Tak hanya itu, pihak sekolah secara terbuka menyamakan Program Indonesia Pintar (PIP) dengan dana “Jasmas” (Jaring Aspirasi Masyarakat) milik anggota dewan.
Hal ini memicu kritik tajam karena dinilai menabrak regulasi pendidikan dan rawan menjadi celah pungutan liar (pungli).
Di tengah upaya pemerintah pusat menjamin akses pendidikan bagi warga miskin, Humas SMA 3 Bojonegoro, Farid, justru melontarkan pernyataan yang memantik polemik.
Selain melegitimasi penarikan biaya sekolah, ia menyebut penyaluran PIP jalur aspirasi bersifat tidak pasti dan mirip dengan mekanisme proyek politik atau Jasmas.
“Yang jelas Pemerintah kita tidak pernah menggratiskan biaya pendidikan mas.” Ungkapnya lewat chat kepada awak media Suara bangsa.
Dari pengumpulan informasi awak media,Antara Hak Siswa dan Klaim Politik,Berdasarkan Persesjen Kemendikbudristek No. 14 Tahun 2022, PIP adalah bantuan tunai yang diberikan langsung kepada siswa dari keluarga miskin/rentan miskin untuk membiayai kebutuhan personal pendidikan (seperti buku, seragam, dan transportasi).
Namun, Farid menganalogikan bantuan ini sebagai instrumen politik. “Maaf PIP itu mirip JASMAS dari DPR PUSAT. Dan tidak bisa dipastikan tidak semua anak dapat dari kuota yang terdaftar,” ungkapnya (9/4/2026).
Menurut Sugeng,Analogi ini dinilai menyesatkan, sebab meski jalur pengusulannya melalui aspirasi DPR, dana tersebut tetaplah dana negara yang hak distribusinya didasarkan pada tingkat kemiskinan siswa, bukan “hadiah” politik. Pernyataan Farid yang menyebut “Pemerintah tidak pernah menggratiskan biaya pendidikan” juga dianggap berbenturan dengan Permendikbud No. 44 Tahun 2012.
Dalam aturan tersebut, sekolah negeri setingkat SD dan SMP dilarang keras melakukan pungutan dalam bentuk apa pun, sementara untuk tingkat SMA, sumbangan harus bersifat sukarela dan tidak mengikat.
“Jika narasi sekolah adalah ‘tidak gratis’, maka secara psikologis ini adalah bentuk tekanan halus bagi wali murid untuk memaklumi pungutan.

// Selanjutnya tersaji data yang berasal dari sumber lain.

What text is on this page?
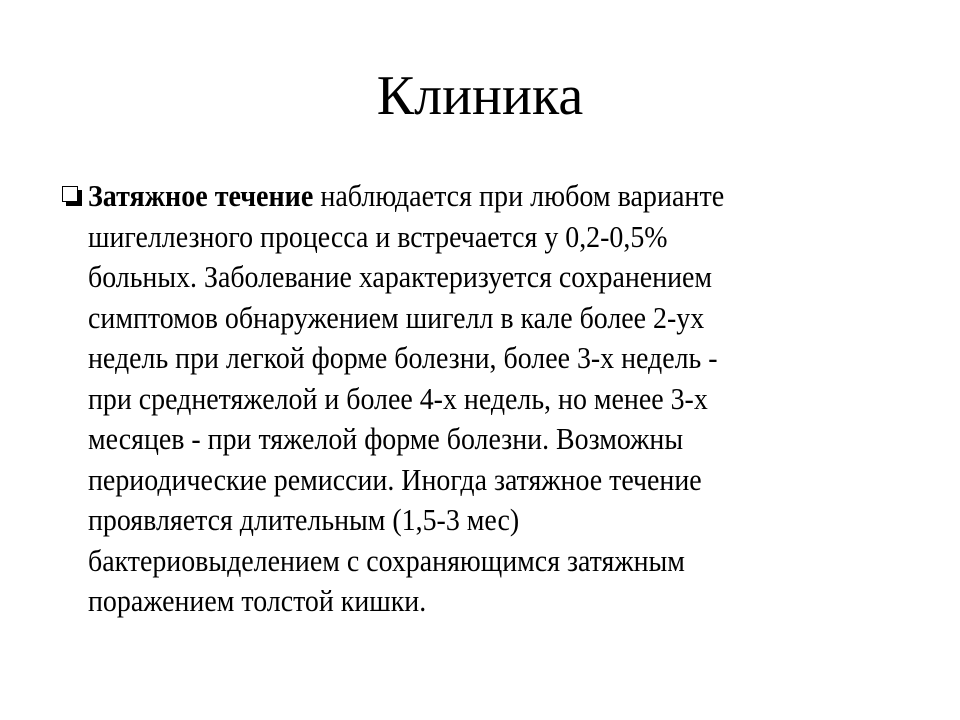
Клиника
Затяжное течение наблюдается при любом варианте
шигеллезного процесса и встречается у 0,2-0,5%
больных. Заболевание характеризуется сохранением
симптомов обнаружением шигелл в кале более 2-ух
недель при легкой форме болезни, более 3-х недель -
при среднетяжелой и более 4-х недель, но менее 3-х
месяцев - при тяжелой форме болезни. Возможны
периодические ремиссии. Иногда затяжное течение
проявляется длительным (1,5-3 мес)
бактериовыделением с сохраняющимся затяжным
поражением толстой кишки.
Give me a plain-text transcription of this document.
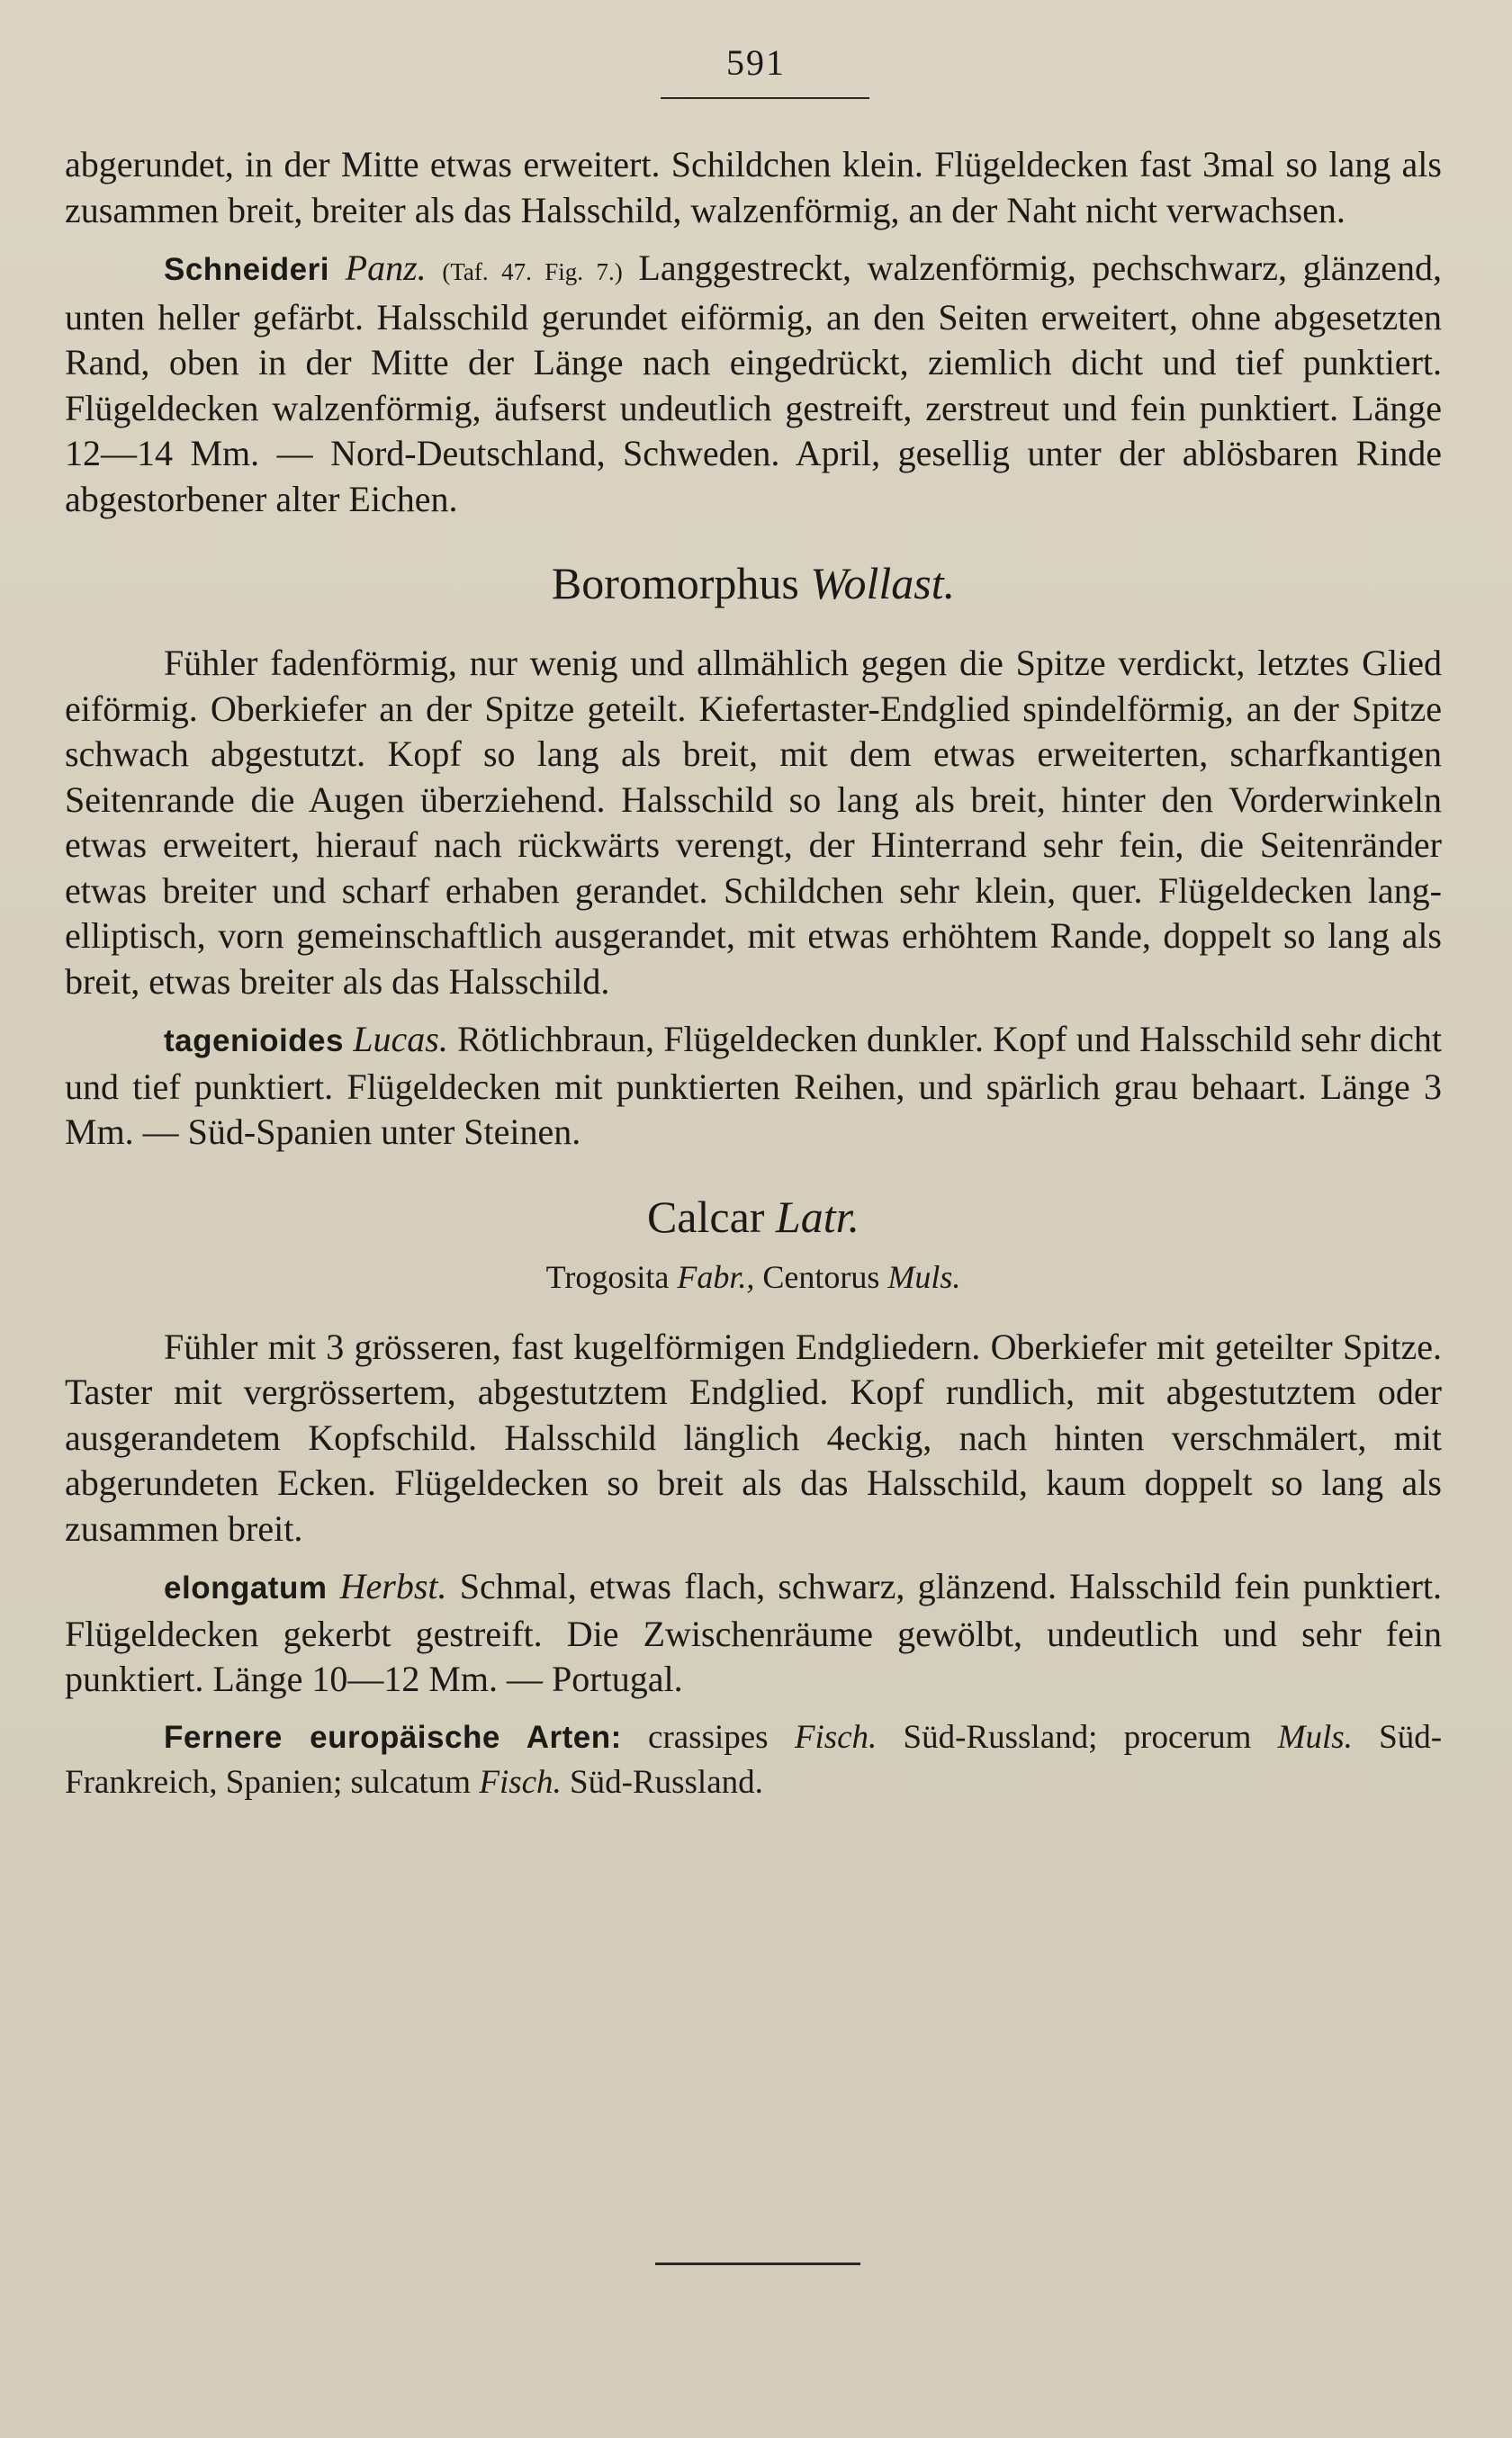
591

abgerundet, in der Mitte etwas erweitert. Schildchen klein. Flügeldecken fast 3mal so lang als zusammen breit, breiter als das Halsschild, walzenförmig, an der Naht nicht verwachsen.

Schneideri Panz. (Taf. 47. Fig. 7.) Langgestreckt, walzenförmig, pechschwarz, glänzend, unten heller gefärbt. Halsschild gerundet eiförmig, an den Seiten erweitert, ohne abgesetzten Rand, oben in der Mitte der Länge nach eingedrückt, ziemlich dicht und tief punktiert. Flügeldecken walzenförmig, äufserst undeutlich gestreift, zerstreut und fein punktiert. Länge 12—14 Mm. — Nord-Deutschland, Schweden. April, gesellig unter der ablösbaren Rinde abgestorbener alter Eichen.

Boromorphus Wollast.

Fühler fadenförmig, nur wenig und allmählich gegen die Spitze verdickt, letztes Glied eiförmig. Oberkiefer an der Spitze geteilt. Kiefertaster-Endglied spindelförmig, an der Spitze schwach abgestutzt. Kopf so lang als breit, mit dem etwas erweiterten, scharfkantigen Seitenrande die Augen überziehend. Halsschild so lang als breit, hinter den Vorderwinkeln etwas erweitert, hierauf nach rückwärts verengt, der Hinterrand sehr fein, die Seitenränder etwas breiter und scharf erhaben gerandet. Schildchen sehr klein, quer. Flügeldecken lang-elliptisch, vorn gemeinschaftlich ausgerandet, mit etwas erhöhtem Rande, doppelt so lang als breit, etwas breiter als das Halsschild.

tagenioides Lucas. Rötlichbraun, Flügeldecken dunkler. Kopf und Halsschild sehr dicht und tief punktiert. Flügeldecken mit punktierten Reihen, und spärlich grau behaart. Länge 3 Mm. — Süd-Spanien unter Steinen.

Calcar Latr.

Trogosita Fabr., Centorus Muls.

Fühler mit 3 grösseren, fast kugelförmigen Endgliedern. Oberkiefer mit geteilter Spitze. Taster mit vergrössertem, abgestutztem Endglied. Kopf rundlich, mit abgestutztem oder ausgerandetem Kopfschild. Halsschild länglich 4eckig, nach hinten verschmälert, mit abgerundeten Ecken. Flügeldecken so breit als das Halsschild, kaum doppelt so lang als zusammen breit.

elongatum Herbst. Schmal, etwas flach, schwarz, glänzend. Halsschild fein punktiert. Flügeldecken gekerbt gestreift. Die Zwischenräume gewölbt, undeutlich und sehr fein punktiert. Länge 10—12 Mm. — Portugal.

Fernere europäische Arten: crassipes Fisch. Süd-Russland; procerum Muls. Süd-Frankreich, Spanien; sulcatum Fisch. Süd-Russland.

Ini berbahaya jika dibiarkan,” ujar Sugeng Sekertaris DPC Projo Bojonegoro.
Mengenai beban biaya study tour yang dikeluhkan warga, Farid mengklaim telah mengantongi lampu hijau dari otoritas provinsi.
“Gubernur melalui Dindik tidak melarang study tour. Asal tidak ada unsur paksaan,” pungkasnya.
Meski mengklaim tidak ada paksaan, praktik di lapangan menunjukkan dana PIP yang seharusnya menjadi hak personal siswa, kerap kali “terserap” untuk melunasi biaya-biaya kegiatan sekolah tersebut karena adanya normalisasi persepsi bahwa pendidikan itu berbayar.
Diamnya Cabang Dinas Pendidikan wilayah Bojonegoro-Tuban terhadap pernyataan “pendidikan tidak gratis” dan penyamaan PIP dengan Jasmas ini menguatkan kesan adanya pembiaran terhadap praktik komersialisasi di sekolah negeri. Hingga berita ini diturunkan, belum ada langkah mitigasi korupsi dari Disdik Provinsi Jawa Timur untuk melindungi dana bantuan siswa miskin dari potensi penyimpangan.